Because Concepcion caught her cancer early, she responded well to treatment and even went on to give birth to a son, now 6 years old.
"If I had waited to have a mammogram, God only knows what would have happened," she said. "We as women have to know our body. And doing these self-exams are the first step in really knowing and understanding our bodies."
Ward and Dr. Sandy Shultz, a radiologist at Lower Keys Medical Center, said cancers found in women younger than 50 often are more aggressive, which makes their early detection so important.
Shultz said many of the mammogram films he's analyzed of cancer patients in the Keys and as the head of a radiology clinic in Savannah, Ga., involved women under the age of 50.
"It's very common," he said. "The cancer that we see in the younger patients seems to be a much more aggressive cancer. So if you miss it, the chances of survival are diminished."
Shultz, a radiologist of 29 years, said when he was running the clinic in Georgia he fought strongly to get the screening age brought down to 40 because he believed it was so important.
"I'm not changing my opinion on this," he said.
The American Cancer Society's Florida Keys Unit will not change its guidelines to align with the task force's recommendations either, said the chapter's local medical adviser, Dr. Rose Chan, a general surgeon in Key West.
"There is no new evidence that would lead the American Cancer Society to change its guidance to women about mammography screening for breast cancer," she said. "We strongly urge women to continue to follow our guidelines."

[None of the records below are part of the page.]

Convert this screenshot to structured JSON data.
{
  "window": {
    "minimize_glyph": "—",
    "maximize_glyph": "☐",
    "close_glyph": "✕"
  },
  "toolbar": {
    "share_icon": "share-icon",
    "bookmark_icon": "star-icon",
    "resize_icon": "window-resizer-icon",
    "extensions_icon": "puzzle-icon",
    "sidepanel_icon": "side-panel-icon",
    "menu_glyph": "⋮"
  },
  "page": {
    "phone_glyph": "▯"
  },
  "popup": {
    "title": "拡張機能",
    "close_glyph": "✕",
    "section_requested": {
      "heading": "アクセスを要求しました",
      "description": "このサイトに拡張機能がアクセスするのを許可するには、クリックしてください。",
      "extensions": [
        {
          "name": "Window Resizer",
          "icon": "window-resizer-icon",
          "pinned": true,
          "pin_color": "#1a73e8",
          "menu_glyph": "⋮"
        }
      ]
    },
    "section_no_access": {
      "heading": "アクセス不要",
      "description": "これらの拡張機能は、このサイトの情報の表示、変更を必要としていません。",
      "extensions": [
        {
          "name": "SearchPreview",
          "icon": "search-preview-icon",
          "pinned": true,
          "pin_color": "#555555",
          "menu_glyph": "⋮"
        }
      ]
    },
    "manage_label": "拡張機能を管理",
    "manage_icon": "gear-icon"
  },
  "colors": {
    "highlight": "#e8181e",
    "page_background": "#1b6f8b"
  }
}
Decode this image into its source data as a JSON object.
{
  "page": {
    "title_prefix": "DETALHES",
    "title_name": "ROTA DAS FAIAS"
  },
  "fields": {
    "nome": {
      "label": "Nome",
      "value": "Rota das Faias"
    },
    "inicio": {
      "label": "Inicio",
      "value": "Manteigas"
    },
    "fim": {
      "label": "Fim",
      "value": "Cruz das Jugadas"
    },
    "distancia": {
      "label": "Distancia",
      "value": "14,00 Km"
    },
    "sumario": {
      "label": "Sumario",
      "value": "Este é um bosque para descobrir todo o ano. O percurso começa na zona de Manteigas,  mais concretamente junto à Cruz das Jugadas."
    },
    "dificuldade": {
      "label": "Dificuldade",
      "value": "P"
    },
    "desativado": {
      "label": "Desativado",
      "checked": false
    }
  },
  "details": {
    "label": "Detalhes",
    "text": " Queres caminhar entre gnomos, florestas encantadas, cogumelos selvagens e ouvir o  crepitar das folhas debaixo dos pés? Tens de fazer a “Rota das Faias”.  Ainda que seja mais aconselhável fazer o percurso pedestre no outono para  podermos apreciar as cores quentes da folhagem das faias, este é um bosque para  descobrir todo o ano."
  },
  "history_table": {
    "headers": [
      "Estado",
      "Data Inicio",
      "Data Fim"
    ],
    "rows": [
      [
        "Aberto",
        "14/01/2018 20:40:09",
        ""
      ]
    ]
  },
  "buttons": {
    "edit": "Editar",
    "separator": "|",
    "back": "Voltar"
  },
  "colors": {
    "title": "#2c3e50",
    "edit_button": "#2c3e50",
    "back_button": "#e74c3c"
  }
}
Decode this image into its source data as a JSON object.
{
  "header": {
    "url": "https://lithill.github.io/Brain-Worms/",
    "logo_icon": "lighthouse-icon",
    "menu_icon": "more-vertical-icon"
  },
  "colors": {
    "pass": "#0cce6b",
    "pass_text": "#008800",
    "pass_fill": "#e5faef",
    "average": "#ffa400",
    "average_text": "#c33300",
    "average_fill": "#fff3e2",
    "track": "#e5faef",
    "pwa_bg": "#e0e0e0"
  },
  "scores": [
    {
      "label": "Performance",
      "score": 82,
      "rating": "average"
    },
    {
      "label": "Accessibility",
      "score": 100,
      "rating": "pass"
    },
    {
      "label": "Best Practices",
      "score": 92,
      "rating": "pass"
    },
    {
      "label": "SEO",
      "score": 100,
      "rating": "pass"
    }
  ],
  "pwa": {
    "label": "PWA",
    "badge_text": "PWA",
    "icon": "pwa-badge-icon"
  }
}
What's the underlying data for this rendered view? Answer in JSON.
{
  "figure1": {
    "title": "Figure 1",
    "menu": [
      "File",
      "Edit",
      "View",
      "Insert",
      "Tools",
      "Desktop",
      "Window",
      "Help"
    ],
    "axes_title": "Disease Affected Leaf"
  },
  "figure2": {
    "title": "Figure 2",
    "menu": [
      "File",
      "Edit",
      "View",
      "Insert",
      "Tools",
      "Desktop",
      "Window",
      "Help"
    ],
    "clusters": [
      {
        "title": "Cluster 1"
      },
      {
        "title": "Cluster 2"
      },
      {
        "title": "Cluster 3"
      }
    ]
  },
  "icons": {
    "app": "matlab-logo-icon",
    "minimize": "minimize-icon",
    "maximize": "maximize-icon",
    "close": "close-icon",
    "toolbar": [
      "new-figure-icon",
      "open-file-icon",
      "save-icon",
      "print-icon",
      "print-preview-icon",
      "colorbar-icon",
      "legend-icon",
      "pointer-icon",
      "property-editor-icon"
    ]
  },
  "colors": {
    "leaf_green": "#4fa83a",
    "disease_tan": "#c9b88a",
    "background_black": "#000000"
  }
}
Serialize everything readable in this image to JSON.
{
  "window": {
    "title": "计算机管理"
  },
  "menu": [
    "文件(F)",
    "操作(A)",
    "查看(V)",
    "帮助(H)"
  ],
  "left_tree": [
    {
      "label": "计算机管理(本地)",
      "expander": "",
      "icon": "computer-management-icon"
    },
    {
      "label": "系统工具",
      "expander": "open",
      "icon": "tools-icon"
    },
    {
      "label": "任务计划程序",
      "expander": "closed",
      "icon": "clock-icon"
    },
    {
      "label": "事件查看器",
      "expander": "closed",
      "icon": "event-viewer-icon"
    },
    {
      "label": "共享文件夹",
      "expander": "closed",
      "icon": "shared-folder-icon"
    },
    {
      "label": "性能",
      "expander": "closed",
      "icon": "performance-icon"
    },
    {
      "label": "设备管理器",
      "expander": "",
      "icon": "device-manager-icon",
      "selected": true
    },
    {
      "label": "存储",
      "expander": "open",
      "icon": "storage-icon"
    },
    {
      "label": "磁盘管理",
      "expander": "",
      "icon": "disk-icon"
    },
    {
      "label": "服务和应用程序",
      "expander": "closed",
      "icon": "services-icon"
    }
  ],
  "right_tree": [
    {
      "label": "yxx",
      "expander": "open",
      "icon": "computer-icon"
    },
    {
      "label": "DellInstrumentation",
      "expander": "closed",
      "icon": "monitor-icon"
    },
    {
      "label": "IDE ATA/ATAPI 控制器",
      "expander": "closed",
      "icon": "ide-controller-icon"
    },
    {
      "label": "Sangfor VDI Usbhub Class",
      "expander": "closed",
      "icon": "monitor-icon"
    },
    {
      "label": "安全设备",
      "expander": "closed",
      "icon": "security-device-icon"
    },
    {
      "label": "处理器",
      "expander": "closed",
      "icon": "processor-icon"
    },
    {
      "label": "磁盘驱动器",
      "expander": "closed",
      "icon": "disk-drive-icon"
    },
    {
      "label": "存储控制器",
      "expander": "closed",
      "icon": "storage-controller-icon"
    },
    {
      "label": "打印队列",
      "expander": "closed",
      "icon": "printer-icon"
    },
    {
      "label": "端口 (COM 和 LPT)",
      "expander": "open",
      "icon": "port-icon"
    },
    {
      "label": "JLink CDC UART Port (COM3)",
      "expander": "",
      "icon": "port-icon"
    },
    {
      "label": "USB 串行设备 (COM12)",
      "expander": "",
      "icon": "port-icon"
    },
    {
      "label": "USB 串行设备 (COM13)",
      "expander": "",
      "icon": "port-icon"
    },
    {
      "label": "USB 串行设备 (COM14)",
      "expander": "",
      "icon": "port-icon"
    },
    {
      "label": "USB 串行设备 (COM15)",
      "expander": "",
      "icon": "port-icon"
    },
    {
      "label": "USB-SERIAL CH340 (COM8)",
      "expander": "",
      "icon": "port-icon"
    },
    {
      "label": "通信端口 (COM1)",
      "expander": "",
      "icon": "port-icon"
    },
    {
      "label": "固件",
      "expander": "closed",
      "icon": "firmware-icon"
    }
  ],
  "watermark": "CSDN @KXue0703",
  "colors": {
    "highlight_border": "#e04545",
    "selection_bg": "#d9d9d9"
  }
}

Chan said the society has documented a noticeable decline in breast cancer deaths -- 29 percent since 1989 -- which it directly attributes to increased screening.
During the 1980s, about 13 percent of women were getting mammograms, and the size of the tumors detected averaged 3 centimeters, she said. By the late 1990s, 60 percent of women were getting mammograms, and the average tumor size had decreased to 2 centimeters.
Also during the 1990s, the number of breast cancer-related deaths for all women dropped 2 percent each year. For women under 50, the drop was even more significant, at 3 percent a year.
The task force's scientific analysis says that for women age 49 and younger, 1,904 women would have to have a mammogram to save one women's life. By comparison, for women 50 and over, 1,339 women would need to be screened to save one women's life, a difference of 565 women.
Chan said she does not agree with the group's justification that having an additional 600 women tested for the sake of saving one life is not important.
She acknowledged that mammograms have limitations, including false positives that lead women to undergo biopsies -- something the task force deems an unnecessary risk. But Chan said she believes most women would rather undergo a biopsy than risk not catching cancer early enough to be treated.
She also said she's seen plenty of patients who first discovered their breast cancer through self-exams, and feels strongly that women should continue to do them.
"It's not about feeling for a lump; it's about getting used to the way the breast feels," she said. "If it feels different, that is the time to bring it to your doctor's attention."
Both Chan and Ward said they are wary of how health insurance companies will use the task force data.
"One other concern coming out of this, which is important, is the implication that it allows the insurance companies to deny screening," Chan said. "It gives them room to deny people care. That's significant."
Ward agreed.
"I think insurance companies are going to use this as a reason not to cover mammograms in women who are under 50," she said, adding that it was "interesting that the timing occurs with the discussion of socialized medical care."